Egli aveva scritto: Il vocabolo crisi indica oggi il momento in cui medici,
diplomatici, banchieri e tecnici sociali di vario genere prendono il
sopravvento e vengono sospese le libertà. Come i malati, i Paesi diventano casi
critici. Crisi, parola greca che in tutte le lingue moderne ha voluto dire
“scelta” o “punto di svolta”, ora sta a significare: “Guidatore, dacci
dentro!”. Evoca cioè una minaccia sinistra, ma contenibile mediante un
sovrappiù di denaro, di manodopera e di tecnica gestionale.
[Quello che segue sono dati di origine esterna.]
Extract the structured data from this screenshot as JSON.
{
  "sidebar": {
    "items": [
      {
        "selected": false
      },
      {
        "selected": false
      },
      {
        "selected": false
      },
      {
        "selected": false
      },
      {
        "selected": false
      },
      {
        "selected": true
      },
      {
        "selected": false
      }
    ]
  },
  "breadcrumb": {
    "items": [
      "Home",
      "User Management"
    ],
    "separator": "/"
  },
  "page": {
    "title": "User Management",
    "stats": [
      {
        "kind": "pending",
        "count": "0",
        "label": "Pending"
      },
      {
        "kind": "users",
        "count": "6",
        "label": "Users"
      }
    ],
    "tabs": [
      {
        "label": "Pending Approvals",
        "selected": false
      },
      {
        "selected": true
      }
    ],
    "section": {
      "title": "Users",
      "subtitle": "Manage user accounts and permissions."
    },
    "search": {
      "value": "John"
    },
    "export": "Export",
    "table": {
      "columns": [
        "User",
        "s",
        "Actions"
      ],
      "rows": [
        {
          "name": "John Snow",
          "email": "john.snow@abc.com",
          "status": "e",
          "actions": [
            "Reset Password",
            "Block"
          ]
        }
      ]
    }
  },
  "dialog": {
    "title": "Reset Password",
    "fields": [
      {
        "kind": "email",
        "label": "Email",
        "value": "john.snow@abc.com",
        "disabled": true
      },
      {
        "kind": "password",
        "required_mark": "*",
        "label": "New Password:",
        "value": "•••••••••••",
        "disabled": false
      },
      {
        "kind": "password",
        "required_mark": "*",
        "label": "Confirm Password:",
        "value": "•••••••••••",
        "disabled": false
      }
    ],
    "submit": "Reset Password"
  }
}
Queste parole di
Illich risalgono al 1978, The Right to Useful Unemployement. La traduzione è
tratta dall’edizione italiana: Disoccupazione creativa, Boroli editore,
Milano 2005, pag.20.
Il
perseverare sembra ormai essere la scelta fatta dai ‘guidatori’, coloro che
stanno in alto (grandi banchieri, grandi speculatori, politici a loro servizio
…), mentre l’altra, quella del cambiamento, è diventata imprescindibile
necessità di coloro che stanno in basso, se vogliono continuare ad esistere. E
qui Robert prende posizione: «Chi scrive questo saggio ritiene che adattarsi
‘a quel che viene’ sia un atto di capitolazione e che ci siano modi creativi di
continuare a sapersi in crisi». Con una esperienza personale delle
resistenze ogni giorno più emergenti dei campesinos e dei popoli
indigeni latinoamericani, in primis gli indigeni maya del Chiapas, l’autore
individua l’alternativa nella ricostruzione delle autonomie territoriali,
accompagnata dall’insurrezione dei saperi alternativi, mortificati e
disprezzati, e nell’impegno per «ricuperare, quando ancora esistono, o
reinventare gli ambiti comunitari, gli usi civici, i commons»
Realtà
possibile o immaginazione? Possibile, per Robert, con un «soprassalto di
libertà», che non è «un’utopia» ma il «suo esatto contrario», perché questo è
stato il fondamento delle culture nella maggior parte della storia.